According to Google’s Ben Jones, despite being predicted by many, the future isn’t necessarily going to be defined by the consumption of ever shorter and faster content. He reminded Tuesday’s audience at the YouTube Beach that, while editing has gotten faster in Hollywood movies and chapters have become shorter in best-selling books, both movies and novels are actually getting longer. In Ben’s view the future is not just going to be about choice, but immersion, or as he puts it: “we’re not drowning under a firehose of media, we’re swimming in a sea of it. People have adapted, but brands have not.”
"We’re not drowning under a firehose of media, we’re swimming in a sea of it. People have adapted, but brands have not."
- Ben Jones
Picking up on the idea of immersion, Carat’s Justine Bloome believes that personalisation is going to be one of the keys to the future. With mobile device usage increasing rapidly, and most mobile activity being task-oriented, she sees it as an advertiser’s responsibility not to interrupt, but to participate in a way that enhances the user’s experience. Predicting that the number of advertising messages people see is unlikely to increase, Justine contends that content will have to be nuanced and tailored to the individual in order to stand out.
And according to Jonny Spindler of BBDO, standing out is only going to get harder. Looking back at an age when the quality of TV entertainment was so bad that viewers famously preferred the ads, Jonny believes things have moved on a long way since then. With the likes of HBO and Netflix creating a golden age of programming, he says that now advertisers aren’t just competing with each other for attention, they’re competing against the shows themselves.
With pressure mounting on all sides as the industry adapts to the new reality of copious content and unlimited choice, there was agreement between the panel that organisations and working practices would have to change. Jonny Spindler says that attracting and recruiting a diversity of talent is crucial in this, with a wider variety of skills and backgrounds needed to ensure that marketing is able to cut through the welter of competing signals. And while all of the panel were quick to embrace a model with more emphasis on speed and agility, everyone agreed that unrealistic delivery times shouldn’t be privileged over producing great content.
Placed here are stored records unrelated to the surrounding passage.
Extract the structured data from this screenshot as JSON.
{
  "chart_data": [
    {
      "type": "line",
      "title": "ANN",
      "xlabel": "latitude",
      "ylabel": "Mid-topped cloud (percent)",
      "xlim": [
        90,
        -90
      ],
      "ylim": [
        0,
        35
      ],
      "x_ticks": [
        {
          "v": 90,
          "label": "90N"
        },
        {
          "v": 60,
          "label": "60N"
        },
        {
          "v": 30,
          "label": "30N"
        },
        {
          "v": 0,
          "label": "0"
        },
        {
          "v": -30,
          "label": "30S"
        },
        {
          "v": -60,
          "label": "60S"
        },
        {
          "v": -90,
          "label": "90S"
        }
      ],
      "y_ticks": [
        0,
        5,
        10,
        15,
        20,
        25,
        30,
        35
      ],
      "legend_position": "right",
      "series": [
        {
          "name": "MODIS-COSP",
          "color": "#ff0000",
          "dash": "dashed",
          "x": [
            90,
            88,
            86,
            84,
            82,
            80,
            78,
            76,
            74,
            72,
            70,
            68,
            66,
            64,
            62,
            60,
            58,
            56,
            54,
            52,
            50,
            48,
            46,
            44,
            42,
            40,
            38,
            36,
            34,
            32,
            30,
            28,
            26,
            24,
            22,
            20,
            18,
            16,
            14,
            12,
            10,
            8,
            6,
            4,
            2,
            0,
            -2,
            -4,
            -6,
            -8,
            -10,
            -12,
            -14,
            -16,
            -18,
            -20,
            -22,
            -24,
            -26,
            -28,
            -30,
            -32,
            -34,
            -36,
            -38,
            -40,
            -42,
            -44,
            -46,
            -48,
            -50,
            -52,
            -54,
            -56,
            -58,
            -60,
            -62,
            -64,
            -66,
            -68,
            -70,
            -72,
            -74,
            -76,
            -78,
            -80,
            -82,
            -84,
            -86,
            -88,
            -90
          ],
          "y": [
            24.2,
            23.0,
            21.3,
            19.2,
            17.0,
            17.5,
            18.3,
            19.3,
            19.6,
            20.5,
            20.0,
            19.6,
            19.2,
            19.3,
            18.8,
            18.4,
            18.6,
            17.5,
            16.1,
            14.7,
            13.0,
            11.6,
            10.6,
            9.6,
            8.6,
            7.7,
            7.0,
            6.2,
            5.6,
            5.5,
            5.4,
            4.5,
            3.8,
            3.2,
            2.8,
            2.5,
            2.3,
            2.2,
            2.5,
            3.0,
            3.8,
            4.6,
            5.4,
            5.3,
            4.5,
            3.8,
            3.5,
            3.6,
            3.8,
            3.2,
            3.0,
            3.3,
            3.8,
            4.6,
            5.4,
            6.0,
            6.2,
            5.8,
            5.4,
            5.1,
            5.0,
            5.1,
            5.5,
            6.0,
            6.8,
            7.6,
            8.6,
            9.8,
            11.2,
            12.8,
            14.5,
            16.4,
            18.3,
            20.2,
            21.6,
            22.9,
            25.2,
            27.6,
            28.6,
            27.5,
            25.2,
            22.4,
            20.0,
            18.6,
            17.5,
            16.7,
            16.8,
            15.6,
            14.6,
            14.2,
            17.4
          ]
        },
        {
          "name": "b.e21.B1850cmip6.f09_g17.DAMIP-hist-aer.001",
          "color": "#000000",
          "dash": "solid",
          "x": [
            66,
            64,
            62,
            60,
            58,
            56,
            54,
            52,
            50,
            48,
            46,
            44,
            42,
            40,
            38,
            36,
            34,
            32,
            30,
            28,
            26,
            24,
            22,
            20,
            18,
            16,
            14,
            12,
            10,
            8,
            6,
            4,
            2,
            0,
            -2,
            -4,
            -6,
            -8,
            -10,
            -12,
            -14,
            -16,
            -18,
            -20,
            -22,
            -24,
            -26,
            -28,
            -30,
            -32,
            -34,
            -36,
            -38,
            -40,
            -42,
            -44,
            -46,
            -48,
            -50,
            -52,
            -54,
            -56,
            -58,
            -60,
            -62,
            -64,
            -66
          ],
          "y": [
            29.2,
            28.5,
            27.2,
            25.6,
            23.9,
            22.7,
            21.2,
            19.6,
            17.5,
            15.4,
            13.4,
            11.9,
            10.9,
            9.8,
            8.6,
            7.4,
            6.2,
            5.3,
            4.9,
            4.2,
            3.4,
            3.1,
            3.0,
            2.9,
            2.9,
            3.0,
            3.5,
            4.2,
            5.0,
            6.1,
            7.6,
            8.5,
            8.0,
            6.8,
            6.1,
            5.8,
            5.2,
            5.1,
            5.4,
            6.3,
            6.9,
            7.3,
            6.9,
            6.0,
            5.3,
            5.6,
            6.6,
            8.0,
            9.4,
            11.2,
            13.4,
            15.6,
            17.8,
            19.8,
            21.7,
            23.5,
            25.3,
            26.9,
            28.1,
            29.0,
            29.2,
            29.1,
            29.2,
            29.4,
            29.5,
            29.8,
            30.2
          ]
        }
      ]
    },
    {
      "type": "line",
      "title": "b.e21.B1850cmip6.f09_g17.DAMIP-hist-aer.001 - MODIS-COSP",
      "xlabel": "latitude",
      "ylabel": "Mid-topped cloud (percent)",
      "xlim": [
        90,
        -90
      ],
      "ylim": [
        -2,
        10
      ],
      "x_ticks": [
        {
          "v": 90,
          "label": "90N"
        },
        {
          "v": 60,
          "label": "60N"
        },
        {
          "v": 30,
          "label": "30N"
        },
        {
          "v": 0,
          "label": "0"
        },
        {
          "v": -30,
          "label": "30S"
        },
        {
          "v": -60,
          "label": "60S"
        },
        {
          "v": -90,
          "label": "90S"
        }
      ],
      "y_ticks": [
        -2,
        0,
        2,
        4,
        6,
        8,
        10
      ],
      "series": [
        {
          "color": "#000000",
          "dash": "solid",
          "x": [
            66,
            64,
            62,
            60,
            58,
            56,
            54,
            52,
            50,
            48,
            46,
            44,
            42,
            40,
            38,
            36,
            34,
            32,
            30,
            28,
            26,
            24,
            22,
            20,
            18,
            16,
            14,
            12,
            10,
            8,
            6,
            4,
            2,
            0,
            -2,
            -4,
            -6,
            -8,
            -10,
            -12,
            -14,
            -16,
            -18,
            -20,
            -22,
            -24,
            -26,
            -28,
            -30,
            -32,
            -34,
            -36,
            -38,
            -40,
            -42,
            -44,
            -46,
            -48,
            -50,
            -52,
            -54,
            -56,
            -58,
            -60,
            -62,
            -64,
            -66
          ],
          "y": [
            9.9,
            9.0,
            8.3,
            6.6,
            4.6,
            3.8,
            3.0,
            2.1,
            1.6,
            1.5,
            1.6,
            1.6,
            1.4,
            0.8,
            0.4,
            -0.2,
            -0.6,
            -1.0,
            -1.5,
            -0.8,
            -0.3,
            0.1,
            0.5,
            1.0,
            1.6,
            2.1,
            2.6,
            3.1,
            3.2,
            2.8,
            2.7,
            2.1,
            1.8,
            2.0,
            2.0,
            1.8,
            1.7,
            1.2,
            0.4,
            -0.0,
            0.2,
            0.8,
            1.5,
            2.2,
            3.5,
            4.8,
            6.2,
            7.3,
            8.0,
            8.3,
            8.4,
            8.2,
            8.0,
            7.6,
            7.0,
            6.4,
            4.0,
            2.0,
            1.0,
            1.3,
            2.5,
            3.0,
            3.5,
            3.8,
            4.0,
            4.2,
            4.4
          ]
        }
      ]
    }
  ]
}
In the final moments of the discussion, Ben showed off some live research challenging popular assumptions about how mobile video should be edited, framed and oriented, after which the panel gave their thoughts on where the industry is headed next. Jonny Spindler is optimistic about the potential of artificial intelligence to open up new kinds of connection, particularly in Chat and Messenger apps, with machine learning optimising message and tone of voice for each individual user. Justine Bloome then had the final word, agreeing that while new technologies and data would always open up new opportunities, it was important to avoid creative becoming so data-led that it simply acts as an echo chamber for the audience’s preconceptions.